Introducing Low-Latency Streaming Pipelines for Real-Time ML - Tecton

Tecton

Home / Blog / Introducing Low-Latency Streaming Pipelines for Real-Time ML /

Introducing Low-Latency Streaming Pipelines for Real-Time ML

Introducing Low-Latency Streaming Pipelines to Support Real-Time ML

Intro

We’re excited to announce that Tecton now automates low-latency streaming pipelines, to help organizations quickly and reliably build Real-Time ML models.

Real-Time ML means that predictions are generated online, at low latency, using real-time data; new events are reflected in real-time in the model’s predictions. Real-Time ML is valuable for any use case that needs very fresh data, such as fraud detection, product recommendations, and pricing use cases. These use cases need to make predictions on the events that happened over the past few seconds, not just the past day.

Tecton low-latency streaming pipelines allow data teams to:

  • Automatically process features from streaming sources like Kafka or Kinesis, eliminating the need to build and operate custom pipelines
  • Provide sub-second feature freshness
  • Automatically backfill features from batch sources
  • Process time aggregations efficiently at scale

In this blog, we’ll talk about the common challenges of processing ML features from streaming sources, then go into more detail on the new Tecton capabilities.

Challenges of Streaming Pipelines for Real-Time ML

Streaming platforms like Apache Kafka and AWS Kinesis are the most common data sources for Real-Time ML use cases.

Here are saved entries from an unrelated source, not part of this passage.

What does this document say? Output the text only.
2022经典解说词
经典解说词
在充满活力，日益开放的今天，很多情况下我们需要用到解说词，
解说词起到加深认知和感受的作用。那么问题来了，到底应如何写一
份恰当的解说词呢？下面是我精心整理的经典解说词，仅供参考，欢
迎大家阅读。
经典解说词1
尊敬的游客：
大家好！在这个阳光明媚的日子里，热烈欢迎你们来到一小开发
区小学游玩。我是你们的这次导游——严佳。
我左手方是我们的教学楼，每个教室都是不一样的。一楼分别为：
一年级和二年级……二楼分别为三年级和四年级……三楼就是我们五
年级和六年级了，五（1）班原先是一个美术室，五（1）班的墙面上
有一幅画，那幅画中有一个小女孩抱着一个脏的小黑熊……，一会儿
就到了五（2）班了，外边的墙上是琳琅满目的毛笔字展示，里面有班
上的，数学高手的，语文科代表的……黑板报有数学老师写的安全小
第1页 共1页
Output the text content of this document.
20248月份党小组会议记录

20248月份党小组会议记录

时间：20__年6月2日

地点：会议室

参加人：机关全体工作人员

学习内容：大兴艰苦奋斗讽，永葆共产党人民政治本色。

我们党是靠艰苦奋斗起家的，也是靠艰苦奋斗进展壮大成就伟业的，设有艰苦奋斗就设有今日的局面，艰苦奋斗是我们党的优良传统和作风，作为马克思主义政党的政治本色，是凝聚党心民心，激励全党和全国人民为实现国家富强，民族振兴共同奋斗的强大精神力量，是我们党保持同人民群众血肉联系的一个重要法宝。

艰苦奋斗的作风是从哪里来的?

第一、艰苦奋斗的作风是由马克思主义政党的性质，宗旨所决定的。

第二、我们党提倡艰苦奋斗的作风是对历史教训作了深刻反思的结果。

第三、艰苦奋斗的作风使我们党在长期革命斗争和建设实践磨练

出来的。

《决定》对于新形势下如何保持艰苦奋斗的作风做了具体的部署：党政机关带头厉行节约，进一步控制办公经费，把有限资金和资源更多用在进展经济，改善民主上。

They provide raw data with latencies on the order of milliseconds. However, streaming data is much more difficult to operationalize than batch data and presents the following technical challenges:

  1. Building streaming pipelines. Most data scientists lack the expertise to build streaming pipelines, which require production-grade code and specialized stream processing tools like Spark Streaming, Apache Flink, or Kafka Streams. So data scientists hand off their features to highly skilled data engineers to build custom streaming pipelines that reimplement the data scientist’s feature logic. This process can add weeks or months to the lead time for deploying a new model.
  2. Combining batch and streaming data. The streaming pipelines continuously process fresh feature values which can be served online for real-time inference. But we still need to process historical data to generate training datasets, and to backfill the feature values during cold starts. Without the backfill, it may take weeks or months of processing to completely populate an online store from the stream.

    The historical data often doesn’t reside in the stream itself, because streaming platforms are typically configured to retain only a limited amount of data. So data engineers need to build batch pipelines that efficiently process large-scale data from offline sources (e.g. data lake, data warehouse) that mirror the stream (event logs, or materialized tables of historical value). This in turn introduces more complexity. How do we ensure parity between the streaming and batch transformation logic? How do we ensure time consistency between online and offline data? When these requirements aren’t met, features suffer from training-serving skew which ultimately reduces prediction accuracy.
  3. Processing time window aggregations. As explained in our blog “Real-Time Aggregation Features for Machine Learning (Part 1),” processing rolling time window aggregations for real-time predictions in production poses a difficult problem: How can you efficiently serve such features that aggregate a lot of raw events (> 1000s), at a very high scale (> 1000s QPS), at low serving latency (<< 100ms), at high freshness (<< 1s), and with high feature accuracy (e.g. a guaranteed and not approximate time window length)? This is a very hard problem that data engineers have to solve for every time aggregation feature that gets rolled out to production.

Because of these challenges, many organizations choose to use only batch data for their features. Alternatively, some organizations decide to build custom streaming pipelines, often at the cost of adding weeks or months to deployment timelines, and potentially limiting prediction accuracy due to training / serving skew.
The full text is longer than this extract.